A seguir, o esquema atual que é amplamente fraudado:

Abaixo, o esquema com a nova tecnologia:

Combustível Legal: Existe uma estimativa de custo dos equipamentos?

José Carlos da Silva Neto: Os fabricantes ainda estão realizando os cálculos de custo, mas estima-se que toda essa segurança envolvida representaria um ínfimo acréscimo em torno de 1% a 3% do valor de custo total de uma bomba de combustível, acrescidos aos custos de instalação e liberação do equipamento para venda final.

Combustível Legal: Outros países usam bombas com assinatura digital?

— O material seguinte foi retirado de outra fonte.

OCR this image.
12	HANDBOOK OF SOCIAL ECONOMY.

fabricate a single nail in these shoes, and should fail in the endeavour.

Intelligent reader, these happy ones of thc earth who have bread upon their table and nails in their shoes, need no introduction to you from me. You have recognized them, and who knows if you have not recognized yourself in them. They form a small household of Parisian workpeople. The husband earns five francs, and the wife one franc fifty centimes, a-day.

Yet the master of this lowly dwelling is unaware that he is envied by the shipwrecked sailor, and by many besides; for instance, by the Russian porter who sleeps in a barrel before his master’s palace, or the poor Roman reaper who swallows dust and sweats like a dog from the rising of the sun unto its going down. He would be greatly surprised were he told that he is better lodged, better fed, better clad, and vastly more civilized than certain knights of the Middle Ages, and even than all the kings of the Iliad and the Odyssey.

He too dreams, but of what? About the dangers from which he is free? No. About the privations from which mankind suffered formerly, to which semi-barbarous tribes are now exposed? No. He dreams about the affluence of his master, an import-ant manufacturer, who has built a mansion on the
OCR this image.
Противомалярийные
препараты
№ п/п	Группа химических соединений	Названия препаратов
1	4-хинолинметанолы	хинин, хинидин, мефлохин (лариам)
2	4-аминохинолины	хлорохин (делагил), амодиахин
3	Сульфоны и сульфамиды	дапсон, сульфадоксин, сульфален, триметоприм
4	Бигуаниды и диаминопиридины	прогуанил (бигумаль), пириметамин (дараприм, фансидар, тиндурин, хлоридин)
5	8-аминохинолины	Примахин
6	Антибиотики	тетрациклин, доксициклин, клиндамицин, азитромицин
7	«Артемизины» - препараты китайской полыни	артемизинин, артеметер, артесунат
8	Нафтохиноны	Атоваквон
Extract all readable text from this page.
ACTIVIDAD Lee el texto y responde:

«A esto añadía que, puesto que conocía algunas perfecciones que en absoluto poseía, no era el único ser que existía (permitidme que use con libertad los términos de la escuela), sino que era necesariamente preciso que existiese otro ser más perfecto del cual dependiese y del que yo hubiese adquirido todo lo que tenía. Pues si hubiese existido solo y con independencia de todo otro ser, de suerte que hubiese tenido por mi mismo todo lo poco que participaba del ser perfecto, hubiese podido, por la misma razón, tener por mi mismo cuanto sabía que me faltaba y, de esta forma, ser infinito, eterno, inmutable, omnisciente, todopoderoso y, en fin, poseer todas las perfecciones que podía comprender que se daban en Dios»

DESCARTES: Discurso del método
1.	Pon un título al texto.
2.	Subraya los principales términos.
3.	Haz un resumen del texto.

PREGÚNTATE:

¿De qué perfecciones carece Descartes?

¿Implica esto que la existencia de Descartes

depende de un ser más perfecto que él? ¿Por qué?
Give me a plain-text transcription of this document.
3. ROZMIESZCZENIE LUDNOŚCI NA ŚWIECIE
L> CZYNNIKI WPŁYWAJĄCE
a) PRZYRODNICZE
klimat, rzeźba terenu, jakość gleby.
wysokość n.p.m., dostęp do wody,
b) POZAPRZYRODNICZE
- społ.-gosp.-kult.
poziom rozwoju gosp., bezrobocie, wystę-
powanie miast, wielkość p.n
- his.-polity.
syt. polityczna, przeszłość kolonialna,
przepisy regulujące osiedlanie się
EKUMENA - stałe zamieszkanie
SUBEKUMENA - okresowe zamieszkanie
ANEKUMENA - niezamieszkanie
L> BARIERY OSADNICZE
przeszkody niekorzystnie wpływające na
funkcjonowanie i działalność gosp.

José Carlos da Silva Neto: Alguns países e fabricantes já utilizam bombas que possuem um canal criptografado dentro do equipamento, conforme mencionei acima, mas nenhum ainda utiliza uma tecnologia tão avançada, que envolve assinatura digital, quanto a implementada pelo setor e nenhum que possui uma comunicação segura com aplicativos para o consumidor. Por isso, essa inovação ganhou destaque mundial.

A implementação desta tecnologia de assinatura digital não apenas reforça a segurança da informação e do equipamento, mas alia questões jurídicas no tema, pois, a assinatura digital que envolve certificados digitais tem a mesma força jurídica de uma assinatura realizada pelo próprio punho, vide a lei MP-2200-2, que deu origem ao ICP-BR.

Portanto, os dados de abastecimentos assinados digitalmente pela nova bomba, que envolve o certificado do posto de combustível, se transforma em um ato perfeito de venda, que pode ser inclusive enviado com toda a confiança para os órgãos de fiscalização e controles fazendários.

Combustível Legal: As bombas de combustíveis começariam a ser substituídas a partir de junho/2023. Caso a bomba apresentasse qualquer irregularidade metrológica [problemas de quantidade], esse prazo seria antecipado, e o equipamento deveria ser trocado pela nova bomba com assinatura digital já a partir de junho de 2020. Como fica esse cronograma com as mudanças no Inmetro?

José Carlos da Silva Neto: Então, estamos em reunião constante com os entes de governo para isso. O setor se preparou e já possui todo o arcabouço tecnológico pronto e disponível, mas os entes governamentais estão atrasados nas suas respectivas liberações burocráticas. Acredito que isso se resolva ainda em agosto de 2020 e o cronograma seja retomado de forma acelerada.

Combustível Legal: O que o senhor acha dos critérios priorizados para a troca do parque de bombas?

José Carlos da Silva Neto: Os critérios foram estabelecidos em uma consulta pública ampla, o qual foi aceita por toda a cadeia. É um critério justo e bem estabelecido.